И закрыл глаза, задержал дыхание, пересиливая себя и пытаясь справиться с эмоциями, обрушившимися на него шквалом.

И не совладал…

Опустив голову, он зажал пальцами веки в попытке удержать предательские слезы, и с силой втянул воздух носом.

Мира шагнула к нему, а Андрей, не глядя, чувствуя ее и на расстоянии, продолжая сражаться с затопившими его чувствами, протянул руку, обхватил ее за талию и прижал к себе.

– Ну, что ты? – тихо, нежно, спросила она и погладила его по голове.

Барташов снова, с силой втянув в себя воздух, обнял ее уже двумя руками и уткнулся головой ей в грудь.

Так и застыли, переживая как чудо, вновь обретенное единение, а она все гладила и гладила его по голове.

Чуть отстранилась и поцеловала в лоб.

– Хочешь борща? – задала Мира самый правильный в этот миг вопрос и расширила предложение: – Или рыбной запеканки с соусом?

Он покачал утвердительно головой, отстранился от ее груди и, третий раз шумно вздохнув, ответил:

– И борща и запеканки. И что-нибудь выпить.

– Компот или коньяк? Тебе утолить жажду или нервы подлечить? – рассмеялась Мира.

– И то и другое, – махнул Барташов рукой и попробовал пошутить: – Гулять так гулять, раз у нас тут такой драйв реальный.

– Сильно разгуляться не получится, – тихим звонким колокольчиком рассмеялась Мира. – Петька, уже даже не традиционно, а как-то легендарно, спит в своей комнате.

– Ты и его привезла? – подивился Андрей.

– Конечно, – заулыбалась Мира. – А где ж ему еще быть.

– Да, – согласился, теперь уже со всем, Барташов. – Где же еще.


До борща дело дошло только посреди ночи.

Ну, не могли же они не поцеловаться! А поцеловавшись, уже не могли остановиться. Тело к телу, душа к душе, как один лад, объединенные чем-то незримым, мощным, древним, может, протянувшимся через жизни.

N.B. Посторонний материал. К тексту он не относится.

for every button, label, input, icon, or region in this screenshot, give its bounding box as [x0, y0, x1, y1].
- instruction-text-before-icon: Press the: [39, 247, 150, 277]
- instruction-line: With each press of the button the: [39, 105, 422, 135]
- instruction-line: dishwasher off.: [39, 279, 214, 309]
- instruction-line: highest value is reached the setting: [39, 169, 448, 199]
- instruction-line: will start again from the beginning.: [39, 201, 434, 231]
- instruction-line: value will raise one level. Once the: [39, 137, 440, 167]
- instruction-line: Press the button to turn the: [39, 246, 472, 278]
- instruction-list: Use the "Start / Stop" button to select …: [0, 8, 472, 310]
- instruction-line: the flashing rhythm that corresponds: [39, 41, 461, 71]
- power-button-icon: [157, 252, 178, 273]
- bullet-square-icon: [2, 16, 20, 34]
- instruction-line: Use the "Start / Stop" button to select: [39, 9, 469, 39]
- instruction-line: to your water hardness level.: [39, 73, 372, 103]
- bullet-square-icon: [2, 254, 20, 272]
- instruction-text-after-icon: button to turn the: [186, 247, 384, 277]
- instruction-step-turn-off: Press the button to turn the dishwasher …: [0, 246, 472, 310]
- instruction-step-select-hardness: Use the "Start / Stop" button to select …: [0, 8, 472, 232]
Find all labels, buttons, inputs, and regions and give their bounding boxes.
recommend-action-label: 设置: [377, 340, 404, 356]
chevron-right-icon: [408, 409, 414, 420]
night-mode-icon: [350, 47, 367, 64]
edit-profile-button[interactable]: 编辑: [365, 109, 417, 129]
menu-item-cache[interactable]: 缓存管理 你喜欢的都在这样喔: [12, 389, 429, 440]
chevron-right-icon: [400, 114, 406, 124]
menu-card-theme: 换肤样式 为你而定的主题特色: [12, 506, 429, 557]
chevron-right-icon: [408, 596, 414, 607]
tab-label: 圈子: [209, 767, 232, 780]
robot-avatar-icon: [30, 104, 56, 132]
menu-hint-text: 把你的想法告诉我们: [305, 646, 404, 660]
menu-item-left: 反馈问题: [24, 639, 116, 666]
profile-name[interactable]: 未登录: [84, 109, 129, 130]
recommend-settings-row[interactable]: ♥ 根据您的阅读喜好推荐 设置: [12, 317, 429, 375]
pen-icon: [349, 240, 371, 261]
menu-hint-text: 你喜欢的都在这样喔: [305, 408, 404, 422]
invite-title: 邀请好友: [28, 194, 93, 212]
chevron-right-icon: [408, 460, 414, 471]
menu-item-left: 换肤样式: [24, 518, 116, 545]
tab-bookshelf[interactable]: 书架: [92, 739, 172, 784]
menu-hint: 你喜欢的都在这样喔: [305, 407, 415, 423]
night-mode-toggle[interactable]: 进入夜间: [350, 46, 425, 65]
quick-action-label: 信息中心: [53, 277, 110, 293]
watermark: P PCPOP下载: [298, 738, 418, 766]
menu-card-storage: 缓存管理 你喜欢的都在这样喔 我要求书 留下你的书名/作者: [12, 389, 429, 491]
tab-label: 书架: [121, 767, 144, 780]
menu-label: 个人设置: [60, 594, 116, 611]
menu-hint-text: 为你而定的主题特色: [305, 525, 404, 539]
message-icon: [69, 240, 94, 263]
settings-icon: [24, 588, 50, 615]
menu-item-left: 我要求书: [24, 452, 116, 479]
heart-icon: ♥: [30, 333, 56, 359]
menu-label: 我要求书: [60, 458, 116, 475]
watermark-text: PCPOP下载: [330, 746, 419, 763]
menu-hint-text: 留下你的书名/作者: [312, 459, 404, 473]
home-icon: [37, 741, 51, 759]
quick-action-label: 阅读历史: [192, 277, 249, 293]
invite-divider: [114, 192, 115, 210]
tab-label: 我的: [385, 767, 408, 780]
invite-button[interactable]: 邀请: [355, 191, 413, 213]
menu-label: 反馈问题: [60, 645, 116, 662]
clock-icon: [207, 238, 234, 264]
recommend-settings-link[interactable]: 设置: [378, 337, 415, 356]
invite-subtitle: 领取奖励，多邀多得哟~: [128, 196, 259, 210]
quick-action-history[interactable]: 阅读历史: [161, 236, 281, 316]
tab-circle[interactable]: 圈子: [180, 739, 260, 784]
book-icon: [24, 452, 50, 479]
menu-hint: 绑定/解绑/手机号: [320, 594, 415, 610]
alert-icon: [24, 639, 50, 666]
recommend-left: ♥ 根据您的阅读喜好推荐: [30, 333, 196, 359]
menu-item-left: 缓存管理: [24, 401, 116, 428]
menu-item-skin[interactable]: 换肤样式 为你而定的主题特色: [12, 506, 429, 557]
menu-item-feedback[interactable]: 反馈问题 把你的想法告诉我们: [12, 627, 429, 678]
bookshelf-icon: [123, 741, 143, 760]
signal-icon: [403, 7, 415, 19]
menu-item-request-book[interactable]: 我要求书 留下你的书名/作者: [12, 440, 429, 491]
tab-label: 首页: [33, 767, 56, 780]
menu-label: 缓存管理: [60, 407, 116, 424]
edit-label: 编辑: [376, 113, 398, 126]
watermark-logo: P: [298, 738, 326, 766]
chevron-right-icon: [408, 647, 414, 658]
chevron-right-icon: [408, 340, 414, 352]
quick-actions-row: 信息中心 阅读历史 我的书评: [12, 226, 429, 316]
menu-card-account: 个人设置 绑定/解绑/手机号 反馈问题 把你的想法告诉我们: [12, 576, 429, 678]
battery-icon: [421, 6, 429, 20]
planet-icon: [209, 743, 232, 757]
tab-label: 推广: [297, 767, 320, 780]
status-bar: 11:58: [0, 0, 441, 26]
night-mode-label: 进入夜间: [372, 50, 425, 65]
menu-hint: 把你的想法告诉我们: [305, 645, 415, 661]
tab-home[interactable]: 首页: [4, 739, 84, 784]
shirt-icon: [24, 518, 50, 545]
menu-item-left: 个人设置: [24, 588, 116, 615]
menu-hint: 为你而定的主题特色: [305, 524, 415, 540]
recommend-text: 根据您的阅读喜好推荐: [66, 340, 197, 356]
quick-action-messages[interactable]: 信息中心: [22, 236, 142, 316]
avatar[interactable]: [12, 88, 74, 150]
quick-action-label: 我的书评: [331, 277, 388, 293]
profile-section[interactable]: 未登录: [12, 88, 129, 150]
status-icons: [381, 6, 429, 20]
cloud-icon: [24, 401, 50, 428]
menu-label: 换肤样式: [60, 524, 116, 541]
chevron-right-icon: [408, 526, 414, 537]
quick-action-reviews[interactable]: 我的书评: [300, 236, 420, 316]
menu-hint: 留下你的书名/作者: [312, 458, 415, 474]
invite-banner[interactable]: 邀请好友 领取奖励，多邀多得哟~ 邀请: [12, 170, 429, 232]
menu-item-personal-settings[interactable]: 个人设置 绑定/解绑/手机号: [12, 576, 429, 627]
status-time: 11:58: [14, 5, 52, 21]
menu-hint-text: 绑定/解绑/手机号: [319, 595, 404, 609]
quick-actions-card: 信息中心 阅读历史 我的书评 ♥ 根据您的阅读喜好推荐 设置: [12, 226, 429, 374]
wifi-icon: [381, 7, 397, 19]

А когда отдышались немного, после прекрасного соединения и вершины, которую достигли практически сразу вдвоем, лежали, смотрели в лица друг другу.

– Как так у нас с тобой получилось? – поражалась Мира, задумавшись над обстоятельствами соединения их жизней. – Ведь ты мне даже не нравился. Мне казалось, мажор какой-то на пафосе, с заявкой на исключительность. Папа которого решил соригинальничать и не пристроил сынка в МГИМО, а после на дипломатическое поприще, а инженером завода усадил. Звучит. Ты ведь весь такой ходишь гоголь гордый, на релаксе, свободный, как большинство хозяев жизни. Вот совершенно не мой тип мужчины, я таких пафосных пареньков обхожу большим кругом. Не интересно. А когда ты Петьку мамаше отдал, мне вообще хотелось тебя прибить. Расстроилась ужасно и разозлилась. Все недоумевала: как у такого папаши такой необыкновенный ребенок получился. Думала, ты просто хотел от сына отделаться.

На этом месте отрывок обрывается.